CF cf(data, amf::NMFALSFactorizer(), neighborhood, rank);

// References to W and H matrices.

const arma::mat& W = cf.W();

const arma::mat& H = cf.H();

// Multiply the matrices together.

arma::mat reconstructed = W * H;

The `CF`

class takes the `FactorizerType`

as a template parameter to some of its constructors and to the `Train()`

function. The `FactorizerType`

class defines the algorithm used for matrix factorization. There are a number of existing factorizers that can be used in **mlpack**; these were detailed in the 'other factorizers' example of the previous section.

The `FactorizerType`

class must implement one of the two following methods:

`Apply(arma::mat& data, const size_t rank, arma::mat& W, arma::mat& H);`

`Apply(arma::sp_mat& data, const size_t rank, arma::mat& W, arma::mat& H);`

The difference between these two methods is whether `arma::mat`

or `arma::sp_mat`

is used as input. If `arma::mat`

is used, then the data matrix is a coordinate list with three columns, as in the constructor to the `CF`

class.
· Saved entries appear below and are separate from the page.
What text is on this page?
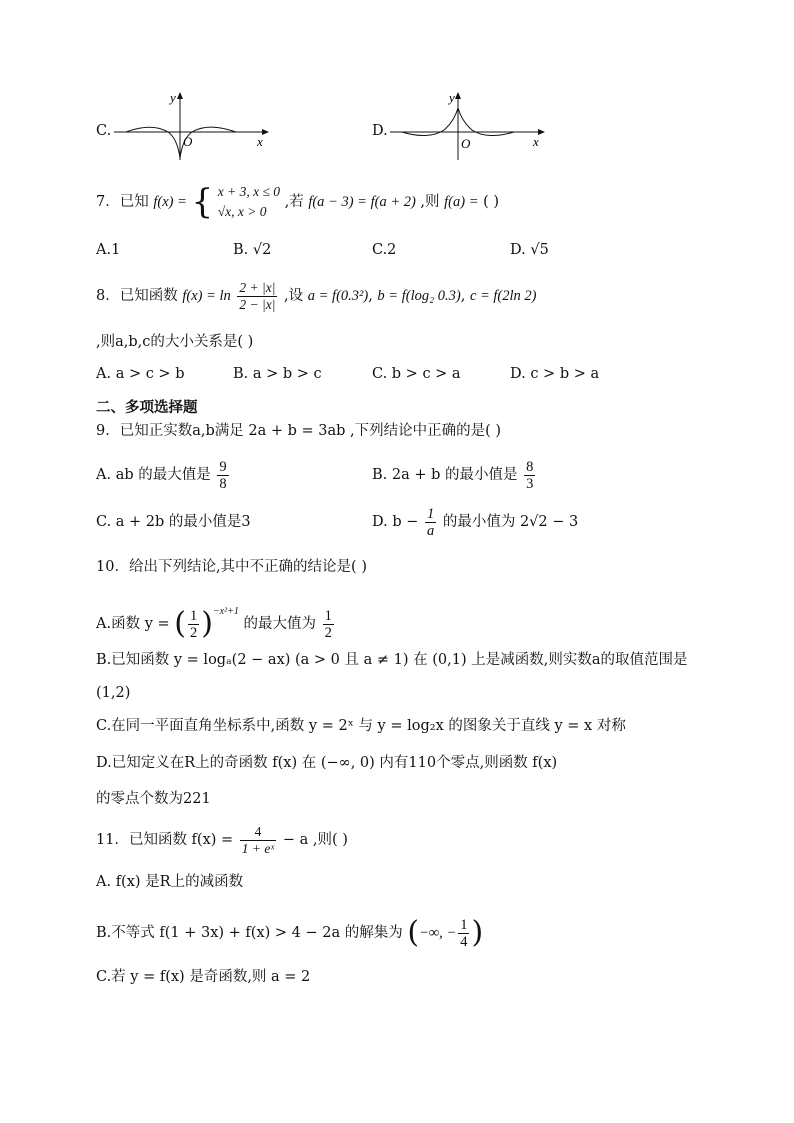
C.
y
x
O
D.
y
x
O
7．已知 f(x) = { x + 3, x ≤ 0
√x, x > 0
,若 f(a − 3) = f(a + 2) ,则 f(a) = ( )
A.1	B. √2	C.2	D. √5
8．已知函数 $f(x) = \ln \frac{2 + |x|}{2 - |x|}$ ,设 a = f(0.3²), b = f(log₂ 0.3), c = f(2ln 2)
,则a,b,c的大小关系是( )
A. a > c > b	B. a > b > c	C. b > c > a	D. c > b > a
二、多项选择题
9．已知正实数a,b满足 2a + b = 3ab ,下列结论中正确的是( )
A. ab 的最大值是 $\frac{9}{8}$	B. 2a + b 的最小值是 $\frac{8}{3}$
C. a + 2b 的最小值是3	D. $b - \frac{1}{a}$ 的最小值为 2√2 − 3
10．给出下列结论,其中不正确的结论是( )
A.函数 y = ( $\frac{1}{2} )^{-x^2+1}$ 的最大值为 $\frac{1}{2}$
B.已知函数 y = logₐ(2 − ax) (a > 0 且 a ≠ 1) 在 (0,1) 上是减函数,则实数a的取值范围是
(1,2)
C.在同一平面直角坐标系中,函数 y = 2ˣ 与 y = log₂x 的图象关于直线 y = x 对称
D.已知定义在R上的奇函数 f(x) 在 (−∞, 0) 内有110个零点,则函数 f(x)
的零点个数为221
11．已知函数 $f(x) = \frac{4}{\text{1 + eˣ}} - a$ ,则( )
A. f(x) 是R上的减函数
B.不等式 f(1 + 3x) + f(x) > 4 − 2a 的解集为 (−∞, − $\frac{1}{4}$ )
C.若 y = f(x) 是奇函数,则 a = 2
If `arma::sp_mat`

is used, then a sparse matrix is passed with the number of rows equal to the number of items and the number of columns equal to the number of users, and each nonzero element in the matrix corresponds to a non-missing rating.

The method that the factorizer implements is specified via the `FactorizerTraits`

class, which is a template metaprogramming traits class:

template<typename FactorizerType>

struct FactorizerTraits

{

static const bool UsesCoordinateList = false;

};

If `FactorizerTraits<MyFactorizer>::UsesCoordinateList`

is `true`

, then `CF`

will try to call `Apply()`

with an `arma::mat`

object. Otherwise, `CF`

will try to call `Apply()`

with an `arma::sp_mat`

object. Specifying the value of `UsesCoordinateList`

is straightforward; provide this specialization of the `FactorizerTraits`

class:

template<>

struct FactorizerTraits<MyFactorizer>

{

static const bool UsesCoordinateList = true; // Set your value here.

};

The `Apply()`

function also takes a reference to the matrices `W`

and `H`

. When the `Apply()`

function returns, the input data matrix should be decomposed into these two matrices. `W`

should have number of rows equal to the number of items and number of columns equal to the `rank`

parameter, and `H`

should have number of rows equal to the `rank`

parameter, and number of columns equal to the number of users.

The amf::AMF<> class can be used as a base for factorizers that alternate between updating `W`

and updating `H`

. A useful reference is the AMF tutorial.

Further documentation for the `CF`

class may be found in the complete API documentation. In addition, more information on the `AMF`

class of factorizers may be found in its complete API documentation.